Não houve acordo na primeira audiência conciliatória entre representantes das montadoras e dos metalúrgicos paulistas, que aconteceu ontem Tribunal Regional do Trabalho (TRT). Com isso, o dissídio da categoria será julgado pelo TRT amanhã, às 16 horas, por um colegiado de dez juízes. A greve do metalúrgicos, portanto, continua.
Os metalúrgicos ligados à Força Sindical e à Central Única dos Trabalhadores (CUT) pediram reajuste de 10,5% para a categoria, 0,5% a mais do que tinham proposto, para compensar os dias parados. Representantes das montadoras insistiram nos 6,5%.
O presidente da seção, Argemiro Gomes, fez duas propostas: de reajuste de 6,5%, suspensão da greve e um compromisso das montadoras de ‘‘abrir os seus livros’’ e mostrar o que diz – que as vendas não estão indo tão bem quanto os trabalhadores imaginam; e de reajuste de 8%, suspensão da greve, compensação de dias parados e garantia de emprego de 90 dias. Ambas foram rejeitadas pelas montadoras.

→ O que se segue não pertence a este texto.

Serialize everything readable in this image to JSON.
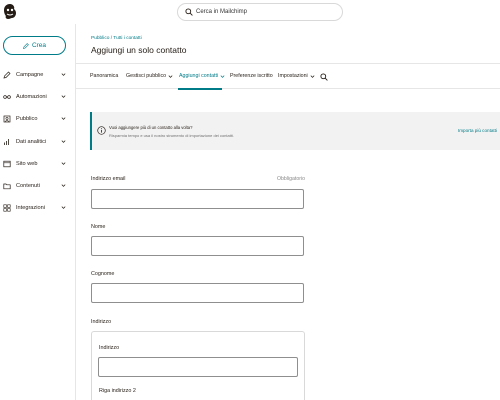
{
  "app": {
    "logo_icon": "mailchimp-logo",
    "search_placeholder": "Cerca in Mailchimp"
  },
  "sidebar": {
    "create_label": "Crea",
    "items": [
      {
        "label": "Campagne",
        "icon": "pencil-icon"
      },
      {
        "label": "Automazioni",
        "icon": "automation-icon"
      },
      {
        "label": "Pubblico",
        "icon": "audience-icon"
      },
      {
        "label": "Dati analitici",
        "icon": "chart-icon"
      },
      {
        "label": "Sito web",
        "icon": "website-icon"
      },
      {
        "label": "Contenuti",
        "icon": "folder-icon"
      },
      {
        "label": "Integrazioni",
        "icon": "grid-icon"
      }
    ]
  },
  "header": {
    "breadcrumb": "Pubblico / Tutti i contatti",
    "title": "Aggiungi un solo contatto"
  },
  "tabs": [
    {
      "label": "Panoramica",
      "dropdown": false
    },
    {
      "label": "Gestisci pubblico",
      "dropdown": true
    },
    {
      "label": "Aggiungi contatti",
      "dropdown": true,
      "active": true
    },
    {
      "label": "Preferenze iscritto",
      "dropdown": false
    },
    {
      "label": "Impostazioni",
      "dropdown": true
    }
  ],
  "banner": {
    "title": "Vuoi aggiungere più di un contatto alla volta?",
    "text": "Risparmia tempo e usa il nostro strumento di importazione dei contatti.",
    "link": "Importa più contatti"
  },
  "form": {
    "email_label": "Indirizzo email",
    "email_required": "Obbligatorio",
    "email_value": "",
    "first_name_label": "Nome",
    "first_name_value": "",
    "last_name_label": "Cognome",
    "last_name_value": "",
    "address_section_label": "Indirizzo",
    "address_label": "Indirizzo",
    "address_value": "",
    "address_line2_label": "Riga indirizzo 2"
  },
  "colors": {
    "accent": "#007c89",
    "text": "#241c15",
    "border": "#8f8f8f",
    "banner_bg": "#f2f2f2"
  }
}
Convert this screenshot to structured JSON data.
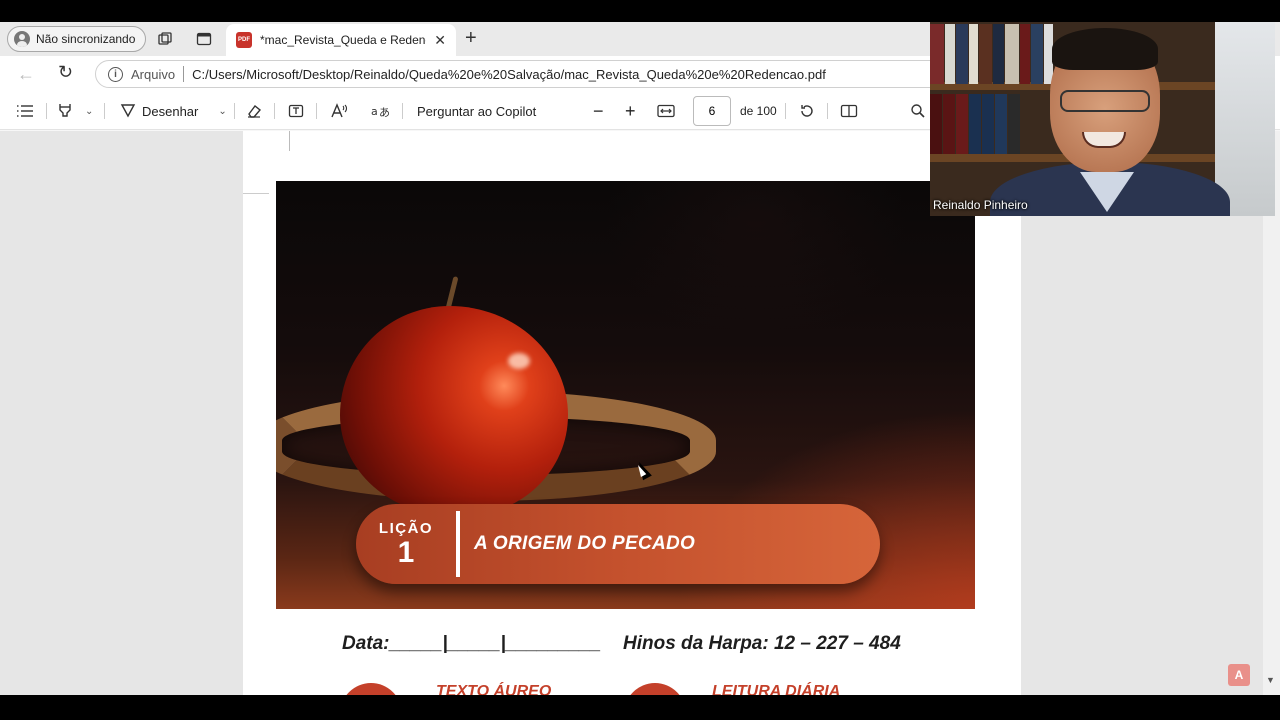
{
  "browser": {
    "profile_label": "Não sincronizando",
    "tab_title": "*mac_Revista_Queda e Redencao.pdf",
    "tab_badge": "PDF",
    "address_prefix": "Arquivo",
    "address_url": "C:/Users/Microsoft/Desktop/Reinaldo/Queda%20e%20Salvação/mac_Revista_Queda%20e%20Redencao.pdf"
  },
  "pdf_toolbar": {
    "draw_label": "Desenhar",
    "copilot_label": "Perguntar ao Copilot",
    "zoom_out": "−",
    "zoom_in": "+",
    "current_page": "6",
    "page_total": "de 100"
  },
  "document": {
    "lesson_word": "LIÇÃO",
    "lesson_number": "1",
    "lesson_title": "A ORIGEM DO PECADO",
    "date_label": "Data:_____|_____|_________",
    "hymns_label": "Hinos da Harpa: 12 – 227 – 484",
    "section_golden_text": "TEXTO ÁUREO",
    "section_daily_reading": "LEITURA DIÁRIA"
  },
  "webcam": {
    "participant_name": "Reinaldo Pinheiro"
  },
  "colors": {
    "accent_red": "#c4402a",
    "pdf_badge": "#c8332b"
  }
}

O sindicatos preparam mudanças na estratégia de greve. Eles podem partir para o que estão chamando de ‘‘greve inteligente’’, que consiste em fazer paralisações escalonadas. A CUT estuda a possibilidade de, por exemplo, paralisar por 24 horas a linha de motores do Gol 1.0 na fábrica da Volkswagen, em São Carlos (SP), mas não parar a unidade da montadora, de carros populares, em São Bernardo. Com isso, o empregado do ABC não perderá seu dia de trabalho – em greve, ele não recebe dia não trabalhado. No dia seguinte, inverte-se o processo.